Después nos sentaron alrededor de una mesa grande con otras personas. En voz baja le pregunté a mi mujer:-¿Quién es el viejito que está al lado mío? Hace 10 minutos que estoy platicando con él y no me acuerdo dónde lo conocí.-Es Samy, fueron compañeros en la secundaria y es tu actual barbero.
Enfrente de nosotros estaba Orlando con su esposa que se había puesto toda la pintura que encontró en su casa. Se me acercó y me susurró: -¿Te acordás de Graciela de la que todos estábamos enamorados en la facultad. Mirala que está bailando con su marido. Conseguí ver a una señora mayor, entrada en años, pero mucho más en nalgas y poco esposo. –No lo veo a él –le dije a Orlando-; debe estar bailando atrás de la gorda culona, me dijo.

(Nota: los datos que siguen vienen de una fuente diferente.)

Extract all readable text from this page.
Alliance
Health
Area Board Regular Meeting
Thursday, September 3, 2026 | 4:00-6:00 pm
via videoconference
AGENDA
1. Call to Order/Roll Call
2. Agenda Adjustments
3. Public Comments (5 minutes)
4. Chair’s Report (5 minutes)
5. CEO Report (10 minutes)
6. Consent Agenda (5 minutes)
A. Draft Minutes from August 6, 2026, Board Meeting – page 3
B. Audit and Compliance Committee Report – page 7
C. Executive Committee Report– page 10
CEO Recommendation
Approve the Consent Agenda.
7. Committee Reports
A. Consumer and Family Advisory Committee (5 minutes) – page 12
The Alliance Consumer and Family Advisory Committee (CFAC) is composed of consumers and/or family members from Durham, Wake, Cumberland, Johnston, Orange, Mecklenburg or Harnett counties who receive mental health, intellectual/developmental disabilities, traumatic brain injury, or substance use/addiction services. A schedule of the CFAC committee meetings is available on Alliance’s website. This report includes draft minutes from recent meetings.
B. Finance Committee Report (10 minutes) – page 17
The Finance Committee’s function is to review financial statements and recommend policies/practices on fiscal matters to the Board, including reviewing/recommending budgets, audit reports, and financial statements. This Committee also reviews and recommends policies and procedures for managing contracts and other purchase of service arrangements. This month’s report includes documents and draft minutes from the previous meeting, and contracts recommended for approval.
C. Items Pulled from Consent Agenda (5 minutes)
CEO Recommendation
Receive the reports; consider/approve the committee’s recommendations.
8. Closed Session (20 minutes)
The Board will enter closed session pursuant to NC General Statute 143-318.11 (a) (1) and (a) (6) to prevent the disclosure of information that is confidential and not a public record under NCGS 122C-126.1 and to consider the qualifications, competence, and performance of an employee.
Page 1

Con Orlando fuimos juntos al sanitario. Mi mujer me dijo: -Llevate el celular por las dudas y este papelito con el número de la mesa en que estamos. Ya afuera vimos a Emilio que hablaba con un mesero, le mostraba la invitación y le preguntaba dónde quedaba el salón del convivio. La fiesta estaba alegrísima y a eso de la medianoche nos tomaron la presión a todos. Un enfermero atendía a los que se sofocaban bailando. Un cardiólogo se encargaba de bajar la presión de los más necesitados y nos avisaron que una ambulancia estaba presta para cualquier emergencia y a los que tomaban cerveza les entregaban pañales desechables. ¡Fue una fiesta inolvidable!